The last Arctic expedition of Sir John Franklin began in 1845 with the hope of discovering the northwest passage, but it turned into a grim fight for survival. As seen in AMC's supernatural series The Terror, the story of the Franklin expedition still has the power to fascinate historians more than a century and a half later. (Spoiler alert: Though the expedition happened in real life, this list also mentions key scenes in The Terror—so if you haven't seen the show and plan to, read at your own risk!)


John Franklin was born in Spilsby, a village in the English county of Lincolnshire, in 1786. By marriage, he was a step-cousin of Royal Navy captain Matthew Flinders, who inspired Franklin to join its ranks when he was only 14. Franklin circumnavigated Australia with Flinders in 1802-1803, served in the Battle of Trafalgar during the Napoleonic Wars, and fought in the Battle of New Orleans in the War of 1812. His brave actions caught the eye of the Second Secretary of the Admiralty, Sir John Barrow, who had big plans for the young lieutenant.

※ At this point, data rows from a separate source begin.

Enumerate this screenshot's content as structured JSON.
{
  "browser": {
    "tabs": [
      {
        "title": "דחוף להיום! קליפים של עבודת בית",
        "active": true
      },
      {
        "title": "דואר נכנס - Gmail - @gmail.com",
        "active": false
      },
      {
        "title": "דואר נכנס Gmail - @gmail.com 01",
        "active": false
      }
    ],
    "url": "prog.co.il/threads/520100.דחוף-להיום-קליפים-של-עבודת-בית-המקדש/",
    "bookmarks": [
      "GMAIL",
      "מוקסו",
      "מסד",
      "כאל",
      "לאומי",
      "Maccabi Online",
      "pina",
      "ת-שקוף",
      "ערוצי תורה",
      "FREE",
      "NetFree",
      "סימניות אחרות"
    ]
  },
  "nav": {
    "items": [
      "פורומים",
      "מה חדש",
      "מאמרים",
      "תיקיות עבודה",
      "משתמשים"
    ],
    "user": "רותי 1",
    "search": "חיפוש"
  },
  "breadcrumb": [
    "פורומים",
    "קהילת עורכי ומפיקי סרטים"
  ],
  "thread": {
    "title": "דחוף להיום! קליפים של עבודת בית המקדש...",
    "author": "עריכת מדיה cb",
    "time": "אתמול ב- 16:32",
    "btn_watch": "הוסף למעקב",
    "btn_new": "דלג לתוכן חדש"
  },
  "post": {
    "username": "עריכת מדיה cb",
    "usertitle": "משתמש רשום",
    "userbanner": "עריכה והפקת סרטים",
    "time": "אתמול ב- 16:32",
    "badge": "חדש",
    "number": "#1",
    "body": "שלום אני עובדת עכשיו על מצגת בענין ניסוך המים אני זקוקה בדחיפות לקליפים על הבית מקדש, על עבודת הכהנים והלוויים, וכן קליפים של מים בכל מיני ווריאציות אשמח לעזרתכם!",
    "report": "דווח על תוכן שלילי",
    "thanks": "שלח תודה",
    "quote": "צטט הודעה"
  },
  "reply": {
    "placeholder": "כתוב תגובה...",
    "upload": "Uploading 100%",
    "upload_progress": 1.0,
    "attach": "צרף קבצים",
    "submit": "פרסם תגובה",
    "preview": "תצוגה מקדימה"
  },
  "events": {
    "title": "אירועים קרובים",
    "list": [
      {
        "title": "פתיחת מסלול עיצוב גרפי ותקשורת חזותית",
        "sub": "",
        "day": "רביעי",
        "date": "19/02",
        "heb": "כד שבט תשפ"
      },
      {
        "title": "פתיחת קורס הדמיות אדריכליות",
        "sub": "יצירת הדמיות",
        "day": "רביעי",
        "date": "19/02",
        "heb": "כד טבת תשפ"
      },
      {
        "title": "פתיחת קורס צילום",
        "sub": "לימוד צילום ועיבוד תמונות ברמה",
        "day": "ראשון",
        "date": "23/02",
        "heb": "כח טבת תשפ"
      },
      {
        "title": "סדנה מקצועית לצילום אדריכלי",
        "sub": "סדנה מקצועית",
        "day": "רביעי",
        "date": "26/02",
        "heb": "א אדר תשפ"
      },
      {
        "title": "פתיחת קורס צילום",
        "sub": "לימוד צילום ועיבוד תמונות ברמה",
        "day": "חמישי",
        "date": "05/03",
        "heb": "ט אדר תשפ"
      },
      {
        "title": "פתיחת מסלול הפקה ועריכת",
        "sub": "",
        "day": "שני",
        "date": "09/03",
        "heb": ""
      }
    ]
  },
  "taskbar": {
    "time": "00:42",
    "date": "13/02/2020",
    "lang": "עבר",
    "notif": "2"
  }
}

From a report from whaling captain William Scoresby, Jr. relayed by Sir Joseph Banks, the president of the Royal Society, Barrow learned that the Arctic appeared to be relatively ice-free in the summer of 1817. The time seemed ripe for a voyage to find a northwest passage from the Atlantic to the Pacific Ocean, which would give England a lucrative trade route to Asia. In spring 1818, Barrow organized an expedition of four navy ships—the Isabella and Alexander would explore the eastern Canadian Arctic, and the Dorothea and Trent would attempt to sail over the North Pole by way of eastern Greenland and Spitsbergen. Franklin commanded the Trent but both vessels were stopped by violent storms and pack ice. (The Isabella and Alexander also turned back for an entirely different reason.)


Despite that failure, Franklin was appointed to lead an overland expedition to explore subarctic Canada in 1819. His route would take his party—which included physician/naturalist Sir John Richardson, three naval personnel, and a crew of voyageurs—from Hudson Bay to the Coppermine River delta on the Arctic Ocean. Disaster struck quickly: The party failed to return to their base camp before cold weather set in, their canoes fell apart, and they ran out of food. A voyageur allegedly killed and ate several men. Franklin and the others survived by nibbling shoe leather. On the brink of death, they were saved by Yellowknife guides who brought food and supplies. When he returned to England after this three-year calamity, Franklin was hailed as a hero—the "man who ate his boots."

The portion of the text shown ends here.